About this time of the year there is a lot of conversation about how much students will "slip" from spring to fall and how we start with a deficit in the fall and we have to make it up and…so on…and so on.
I have an opinion on "summer slip". Me? An opinion? I know you’re shocked.
When I work with schools who cite the skill slippage of summer as a force to be reckoned with, I ask them this question: Who is doing the slipping? The typical response is: the struggling students. And this is often blamed upon students "not reading over the summer".
I disagree with the fact that summer slippage comes from students "not reading over the summer". This places way too much importance on silent reading as a means for student achievement. As is abundantly clear in research and practical studies, students who achieve do so from a combination of excellent teaching and lots of highly structured practice. While reading independently a lot is often an attribute of a successful student, sometimes students who perform well really do not enjoy reading and rarely engage in it for fun and certainly not in the summer!
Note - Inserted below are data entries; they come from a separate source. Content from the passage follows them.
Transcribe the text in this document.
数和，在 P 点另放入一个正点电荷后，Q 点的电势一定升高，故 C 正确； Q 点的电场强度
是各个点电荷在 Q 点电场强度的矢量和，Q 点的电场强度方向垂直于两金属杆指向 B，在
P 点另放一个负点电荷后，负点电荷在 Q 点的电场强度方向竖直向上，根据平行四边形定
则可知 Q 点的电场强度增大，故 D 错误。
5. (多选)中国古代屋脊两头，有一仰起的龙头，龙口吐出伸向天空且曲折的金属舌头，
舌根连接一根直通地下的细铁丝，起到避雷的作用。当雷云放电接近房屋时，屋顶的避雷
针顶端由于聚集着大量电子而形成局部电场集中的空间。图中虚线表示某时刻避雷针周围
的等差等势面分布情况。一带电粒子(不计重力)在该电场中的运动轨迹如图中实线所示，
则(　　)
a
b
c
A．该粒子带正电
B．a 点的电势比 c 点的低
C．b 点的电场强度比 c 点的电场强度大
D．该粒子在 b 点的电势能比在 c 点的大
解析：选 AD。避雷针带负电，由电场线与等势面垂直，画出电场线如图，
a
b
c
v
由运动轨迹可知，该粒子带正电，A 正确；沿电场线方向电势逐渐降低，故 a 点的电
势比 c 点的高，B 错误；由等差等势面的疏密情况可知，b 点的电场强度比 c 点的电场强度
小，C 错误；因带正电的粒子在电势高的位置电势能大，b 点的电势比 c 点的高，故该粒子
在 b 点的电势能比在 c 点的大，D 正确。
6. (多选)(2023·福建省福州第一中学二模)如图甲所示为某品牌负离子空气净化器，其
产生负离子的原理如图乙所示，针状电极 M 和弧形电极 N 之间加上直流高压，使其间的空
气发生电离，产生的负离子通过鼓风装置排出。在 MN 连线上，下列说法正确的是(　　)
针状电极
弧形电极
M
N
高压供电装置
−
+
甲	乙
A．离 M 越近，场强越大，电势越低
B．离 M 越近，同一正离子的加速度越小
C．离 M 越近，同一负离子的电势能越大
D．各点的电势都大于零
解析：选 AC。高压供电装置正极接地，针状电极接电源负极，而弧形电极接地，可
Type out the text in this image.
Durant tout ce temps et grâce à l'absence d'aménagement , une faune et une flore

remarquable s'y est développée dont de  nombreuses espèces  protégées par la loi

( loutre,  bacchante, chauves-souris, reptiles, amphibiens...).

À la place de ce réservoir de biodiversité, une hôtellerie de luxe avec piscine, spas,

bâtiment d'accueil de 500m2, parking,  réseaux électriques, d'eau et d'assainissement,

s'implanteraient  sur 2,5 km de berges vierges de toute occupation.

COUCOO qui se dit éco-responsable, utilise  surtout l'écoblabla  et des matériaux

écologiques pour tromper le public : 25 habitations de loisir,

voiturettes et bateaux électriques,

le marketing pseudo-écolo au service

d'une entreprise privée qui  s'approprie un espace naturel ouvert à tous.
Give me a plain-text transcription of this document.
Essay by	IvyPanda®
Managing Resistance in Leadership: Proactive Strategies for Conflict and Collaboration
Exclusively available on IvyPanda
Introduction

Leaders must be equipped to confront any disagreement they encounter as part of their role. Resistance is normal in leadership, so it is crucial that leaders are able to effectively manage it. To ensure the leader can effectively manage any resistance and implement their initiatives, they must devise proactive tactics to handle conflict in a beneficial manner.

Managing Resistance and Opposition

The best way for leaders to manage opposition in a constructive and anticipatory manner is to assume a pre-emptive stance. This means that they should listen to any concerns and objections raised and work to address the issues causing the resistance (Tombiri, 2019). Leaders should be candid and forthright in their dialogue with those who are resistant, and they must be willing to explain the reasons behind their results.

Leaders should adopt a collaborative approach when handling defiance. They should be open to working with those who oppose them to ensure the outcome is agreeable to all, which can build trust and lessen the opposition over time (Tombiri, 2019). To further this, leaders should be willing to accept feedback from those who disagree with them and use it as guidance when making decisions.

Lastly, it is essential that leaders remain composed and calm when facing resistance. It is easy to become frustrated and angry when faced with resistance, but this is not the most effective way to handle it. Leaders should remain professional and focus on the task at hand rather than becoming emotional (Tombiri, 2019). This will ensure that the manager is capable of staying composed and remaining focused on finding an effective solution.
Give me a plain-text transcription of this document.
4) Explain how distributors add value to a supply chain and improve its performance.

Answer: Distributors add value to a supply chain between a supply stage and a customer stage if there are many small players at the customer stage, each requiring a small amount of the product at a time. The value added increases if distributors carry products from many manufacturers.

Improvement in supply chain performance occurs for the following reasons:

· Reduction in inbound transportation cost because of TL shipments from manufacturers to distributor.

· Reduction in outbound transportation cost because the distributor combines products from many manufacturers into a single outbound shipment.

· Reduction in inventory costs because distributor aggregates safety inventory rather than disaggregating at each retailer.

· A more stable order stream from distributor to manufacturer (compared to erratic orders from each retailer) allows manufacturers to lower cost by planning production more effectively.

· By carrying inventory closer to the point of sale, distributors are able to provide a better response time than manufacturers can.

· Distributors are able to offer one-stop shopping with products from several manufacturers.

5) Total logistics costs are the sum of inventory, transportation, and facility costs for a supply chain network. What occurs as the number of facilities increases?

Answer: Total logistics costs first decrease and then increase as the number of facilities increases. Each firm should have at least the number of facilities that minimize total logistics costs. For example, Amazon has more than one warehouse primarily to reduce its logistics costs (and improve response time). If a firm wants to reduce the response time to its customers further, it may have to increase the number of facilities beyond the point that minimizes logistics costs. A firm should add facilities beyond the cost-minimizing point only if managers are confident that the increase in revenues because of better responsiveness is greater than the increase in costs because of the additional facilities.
So what gives in the summer months?
First of all, we know who will slip during the summer: it’s typically the kids who are in our interventions before, during, between and after school. These are the kids on the watch list already. Why, then do we continue to bemoan the fact that they slip when we know that this will happen?
Second of all, if we know who these students are before the summer even begins, we must build our interventions in the late spring and early fall to be more powerful during these times to quickly account for likely skill slippage.
However, what I commonly see is that interventions become less intense as the year draws to an end. I also recognize that many interventions do not begin until at least a month into the school year.
So, in many cases, students are not just slipping during the two months of summer, they are slipping because their teaching has begun to lose power about a month before school ends (and often after high stakes testing as finished). And to add insult to injury, they are not getting powerful differentiated instruction until one month into the school year. When we add this all up, this is not just about the two months of summer, this is about missing instruction for FOUR MONTHS out of the year. I believe that THIS is the problem!
So, the question is, if we have control over what happens every day in the school year, then what are we willing to do to make sure that the powerful instruction continues to the very end and starts up at the very beginning?